Final answer:
To produce 1 kilogram of calcium nitride without leftovers, 811.63 grams of calcium and 188.86 grams of nitrogen are needed, based on stoichiometric calculations and the compound's molar mass.
Step-by-step explanation:
The question is centered on a stoichiometry problem, specifically determining the correct amounts of calcium and nitrogen needed to produce a certain mass of calcium nitride without any waste.
First, the molar mass of calcium nitride (Ca3N2) must be calculated. The molar mass of calcium is approximately 40.08 g/mol and for nitrogen, it is approximately 14.01 g/mol.
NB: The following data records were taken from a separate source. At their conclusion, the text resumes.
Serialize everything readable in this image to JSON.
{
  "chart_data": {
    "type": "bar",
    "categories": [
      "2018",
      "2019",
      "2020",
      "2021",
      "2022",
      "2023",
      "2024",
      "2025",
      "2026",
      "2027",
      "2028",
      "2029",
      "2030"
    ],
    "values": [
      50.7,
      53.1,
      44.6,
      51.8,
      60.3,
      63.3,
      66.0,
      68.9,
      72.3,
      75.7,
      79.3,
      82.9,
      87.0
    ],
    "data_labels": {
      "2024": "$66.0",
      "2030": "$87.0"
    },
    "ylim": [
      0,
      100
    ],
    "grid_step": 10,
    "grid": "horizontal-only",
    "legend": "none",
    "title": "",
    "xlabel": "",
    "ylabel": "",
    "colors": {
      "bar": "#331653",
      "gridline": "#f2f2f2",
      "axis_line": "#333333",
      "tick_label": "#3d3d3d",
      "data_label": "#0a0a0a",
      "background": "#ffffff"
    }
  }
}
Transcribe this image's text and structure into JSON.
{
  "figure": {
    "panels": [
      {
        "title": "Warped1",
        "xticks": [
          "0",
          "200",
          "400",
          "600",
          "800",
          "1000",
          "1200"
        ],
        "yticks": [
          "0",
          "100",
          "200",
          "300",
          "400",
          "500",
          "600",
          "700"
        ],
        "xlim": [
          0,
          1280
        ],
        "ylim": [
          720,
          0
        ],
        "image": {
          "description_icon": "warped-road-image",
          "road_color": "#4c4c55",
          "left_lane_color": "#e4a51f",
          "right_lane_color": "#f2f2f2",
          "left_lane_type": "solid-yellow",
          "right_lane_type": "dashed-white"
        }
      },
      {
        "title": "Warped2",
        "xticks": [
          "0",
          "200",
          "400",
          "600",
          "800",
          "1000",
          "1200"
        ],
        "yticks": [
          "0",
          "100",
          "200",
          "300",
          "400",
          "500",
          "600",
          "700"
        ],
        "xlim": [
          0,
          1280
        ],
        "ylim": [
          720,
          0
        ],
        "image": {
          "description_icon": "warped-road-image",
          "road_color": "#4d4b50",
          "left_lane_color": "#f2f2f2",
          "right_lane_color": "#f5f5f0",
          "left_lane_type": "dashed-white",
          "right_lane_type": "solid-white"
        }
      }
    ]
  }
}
Calcium nitride contains 3 moles of calcium and 2 moles of nitrogen. Thus, the molar mass of calcium nitride is (3 × 40.08 g) + (2 × 14.01 g) = 120.24 g + 28.02 g = 148.26 g/mol.
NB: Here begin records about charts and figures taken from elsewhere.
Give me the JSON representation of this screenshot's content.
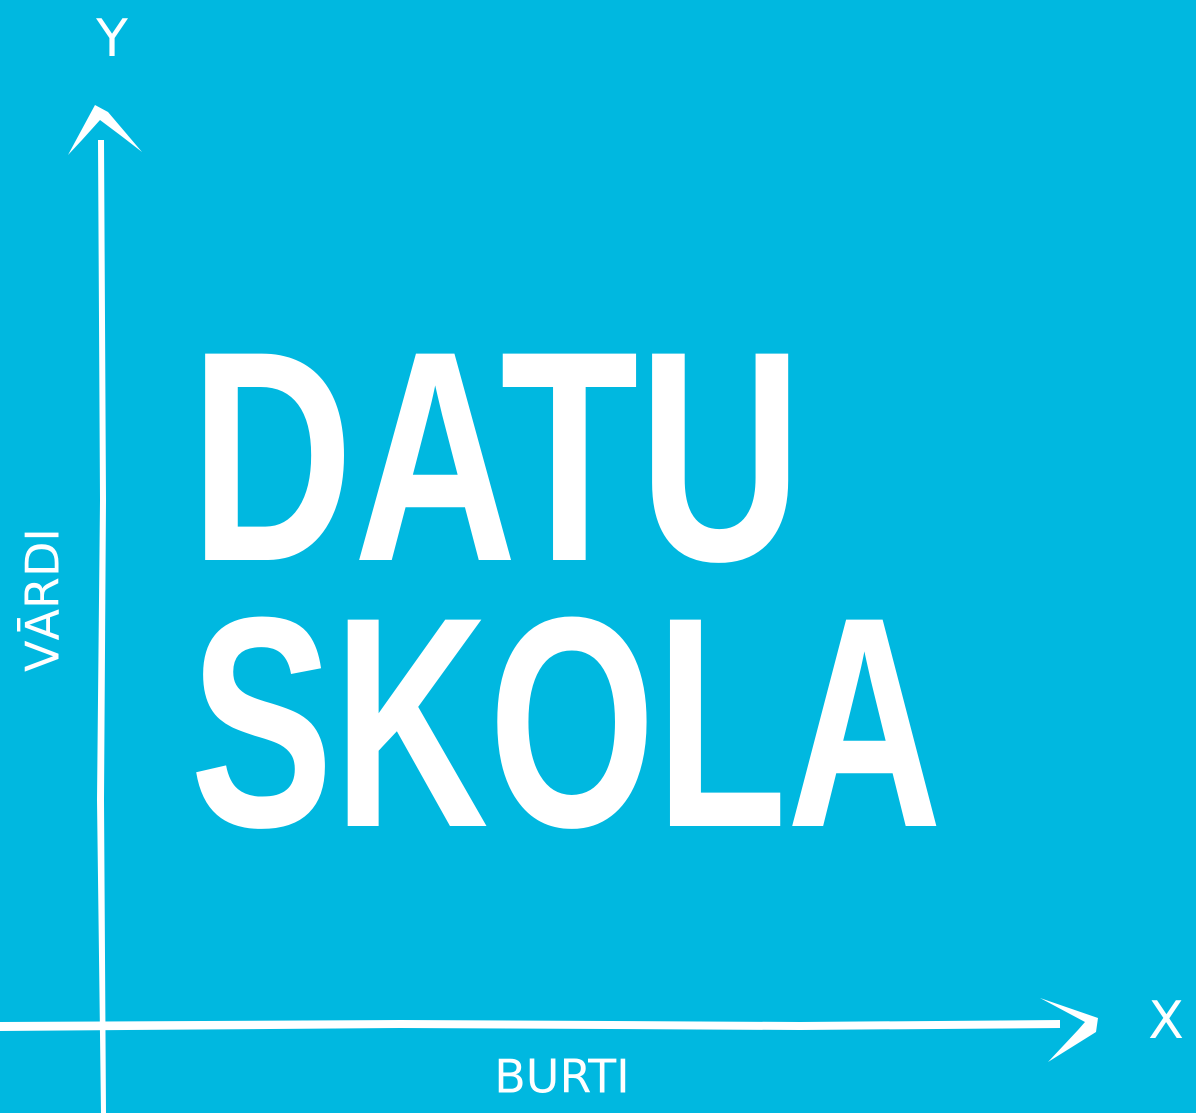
{
  "axes": {
    "y_label": "Y",
    "x_label": "X",
    "y_title": "VĀRDI",
    "x_title": "BURTI"
  },
  "title": {
    "line1": "DATU",
    "line2": "SKOLA"
  }
}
Now, we need to find the amount of calcium and nitrogen necessary to produce 1.0 kg (1000 g) of calcium nitride without any excess reactants. This requires a stoichiometric calculation based on the mole ratio from the balanced chemical equation for the reaction forming calcium nitride: 3Ca + N2 → Ca3N2. Since the molar mass of calcium nitride is 148.26 g/mol, 1.0 kg (or 1000 g) of Ca3N2 equates to 1000 g / 148.26 g/mol ≈ 6.744 moles of Ca3N2.
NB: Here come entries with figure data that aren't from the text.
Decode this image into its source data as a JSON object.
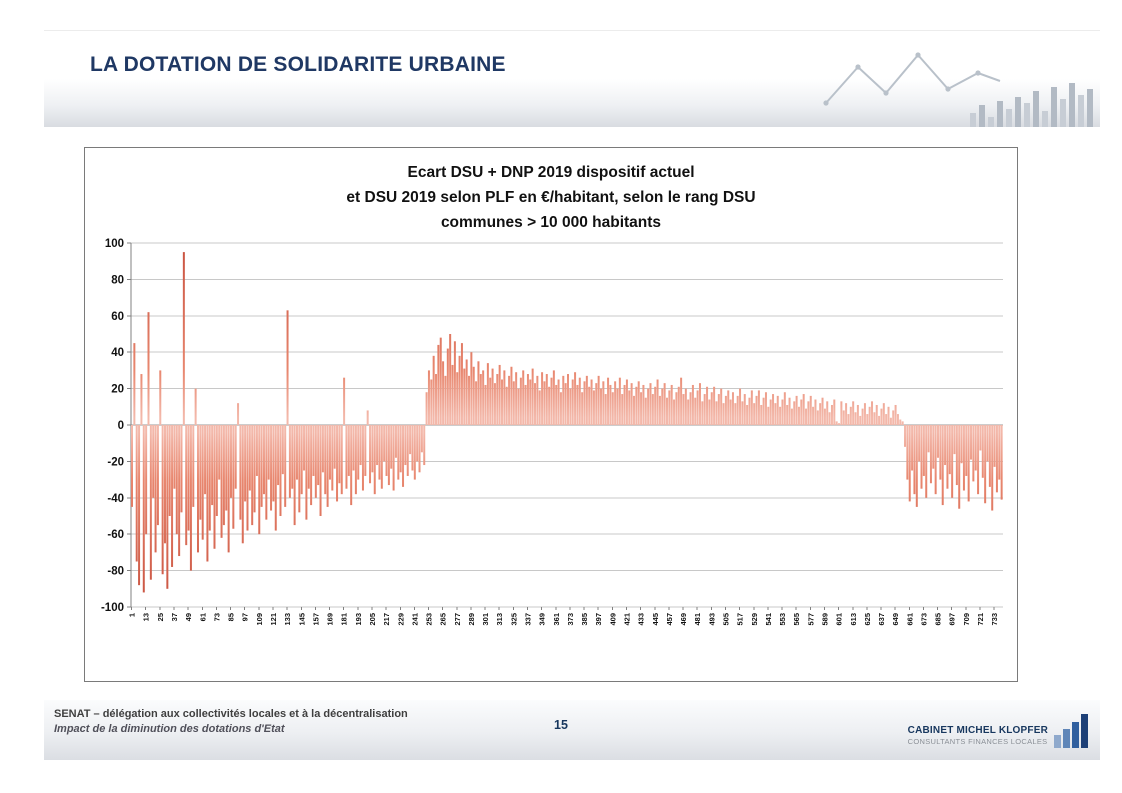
{
  "slide": {
    "header": {
      "title": "LA DOTATION DE SOLIDARITE URBAINE"
    },
    "footer": {
      "left_line1": "SENAT – délégation aux collectivités locales et à la décentralisation",
      "left_line2": "Impact de la diminution des dotations d'Etat",
      "page_number": "15",
      "logo_line1": "CABINET MICHEL KLOPFER",
      "logo_line2": "CONSULTANTS FINANCES LOCALES"
    }
  },
  "colors": {
    "accent_navy": "#1f3864",
    "bar_red": "#cf4a3a",
    "logo_blue": "#2a5da8"
  },
  "chart_data": {
    "type": "bar",
    "title_lines": [
      "Ecart DSU + DNP 2019 dispositif actuel",
      "et DSU 2019 selon PLF en €/habitant, selon le rang DSU",
      "communes > 10 000 habitants"
    ],
    "xlabel": "",
    "ylabel": "",
    "ylim": [
      -100,
      100
    ],
    "y_ticks": [
      100,
      80,
      60,
      40,
      20,
      0,
      -20,
      -40,
      -60,
      -80,
      -100
    ],
    "grid": true,
    "legend": false,
    "x_rank_start": 1,
    "x_rank_step": 2,
    "x_tick_labels": [
      "1",
      "13",
      "25",
      "37",
      "49",
      "61",
      "73",
      "85",
      "97",
      "109",
      "121",
      "133",
      "145",
      "157",
      "169",
      "181",
      "193",
      "205",
      "217",
      "229",
      "241",
      "253",
      "265",
      "277",
      "289",
      "301",
      "313",
      "325",
      "337",
      "349",
      "361",
      "373",
      "385",
      "397",
      "409",
      "421",
      "433",
      "445",
      "457",
      "469",
      "481",
      "493",
      "505",
      "517",
      "529",
      "541",
      "553",
      "565",
      "577",
      "589",
      "601",
      "613",
      "625",
      "637",
      "649",
      "661",
      "673",
      "685",
      "697",
      "709",
      "721",
      "733"
    ],
    "bar_color_dark": "#c8503e",
    "bar_color_mid": "#e8876f",
    "bar_color_light": "#f3b8aa",
    "values": [
      -45,
      45,
      -75,
      -88,
      28,
      -92,
      -60,
      62,
      -85,
      -40,
      -70,
      -55,
      30,
      -82,
      -65,
      -90,
      -50,
      -78,
      -35,
      -60,
      -72,
      -48,
      95,
      -66,
      -58,
      -80,
      -45,
      20,
      -70,
      -52,
      -63,
      -38,
      -75,
      -58,
      -44,
      -68,
      -50,
      -30,
      -62,
      -55,
      -47,
      -70,
      -40,
      -57,
      -35,
      12,
      -52,
      -65,
      -42,
      -58,
      -36,
      -55,
      -48,
      -28,
      -60,
      -45,
      -38,
      -52,
      -30,
      -47,
      -42,
      -58,
      -33,
      -50,
      -27,
      -45,
      63,
      -40,
      -35,
      -55,
      -30,
      -48,
      -38,
      -25,
      -52,
      -35,
      -44,
      -28,
      -40,
      -33,
      -50,
      -26,
      -38,
      -45,
      -30,
      -36,
      -24,
      -42,
      -32,
      -38,
      26,
      -35,
      -28,
      -44,
      -25,
      -38,
      -30,
      -22,
      -36,
      -28,
      8,
      -32,
      -26,
      -38,
      -22,
      -30,
      -35,
      -20,
      -28,
      -33,
      -24,
      -36,
      -18,
      -30,
      -26,
      -34,
      -22,
      -28,
      -16,
      -25,
      -30,
      -20,
      -26,
      -15,
      -22,
      18,
      30,
      25,
      38,
      28,
      44,
      48,
      35,
      27,
      42,
      50,
      33,
      46,
      29,
      38,
      45,
      31,
      36,
      27,
      40,
      32,
      24,
      35,
      28,
      30,
      22,
      34,
      26,
      31,
      23,
      28,
      33,
      25,
      30,
      21,
      27,
      32,
      24,
      29,
      20,
      26,
      30,
      22,
      28,
      25,
      31,
      23,
      27,
      19,
      29,
      24,
      28,
      21,
      26,
      30,
      22,
      25,
      18,
      27,
      23,
      28,
      20,
      25,
      29,
      22,
      26,
      18,
      24,
      27,
      21,
      25,
      19,
      23,
      27,
      20,
      24,
      17,
      26,
      22,
      18,
      24,
      20,
      26,
      17,
      22,
      25,
      19,
      23,
      16,
      21,
      24,
      18,
      22,
      15,
      20,
      23,
      17,
      21,
      25,
      16,
      20,
      23,
      15,
      19,
      22,
      14,
      18,
      21,
      26,
      17,
      20,
      14,
      18,
      22,
      15,
      19,
      23,
      13,
      17,
      21,
      14,
      18,
      21,
      13,
      17,
      20,
      12,
      16,
      19,
      14,
      18,
      12,
      16,
      20,
      13,
      17,
      11,
      15,
      19,
      12,
      16,
      19,
      11,
      15,
      18,
      10,
      14,
      17,
      12,
      16,
      10,
      14,
      18,
      11,
      15,
      9,
      13,
      16,
      10,
      14,
      17,
      9,
      13,
      16,
      10,
      14,
      8,
      12,
      15,
      9,
      13,
      7,
      11,
      14,
      2,
      1,
      13,
      8,
      12,
      6,
      10,
      13,
      7,
      11,
      5,
      9,
      12,
      6,
      10,
      13,
      7,
      11,
      5,
      9,
      12,
      6,
      10,
      4,
      8,
      11,
      6,
      3,
      2,
      -12,
      -30,
      -42,
      -25,
      -38,
      -45,
      -20,
      -35,
      -28,
      -40,
      -15,
      -32,
      -24,
      -38,
      -18,
      -30,
      -44,
      -22,
      -35,
      -27,
      -40,
      -16,
      -33,
      -46,
      -21,
      -36,
      -28,
      -42,
      -19,
      -31,
      -25,
      -38,
      -14,
      -29,
      -43,
      -20,
      -34,
      -47,
      -23,
      -37,
      -30,
      -41
    ]
  }
}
For every mole of Ca3N2 produced, 3 moles of calcium and 1 mole of nitrogen gas are required. Consequently, to create 6.744 moles of Ca3N2, we need 3 × 6.744 moles of calcium and 6.744 moles of nitrogen gas. Therefore, 3 × 6.744 × 40.08 g/mol of calcium and 6.744 × 28.02 g/mol of nitrogen are needed. This results in 811.63 grams of calcium and 188.86 grams of nitrogen required to produce 1 kilogram of calcium nitride with no leftover reactants.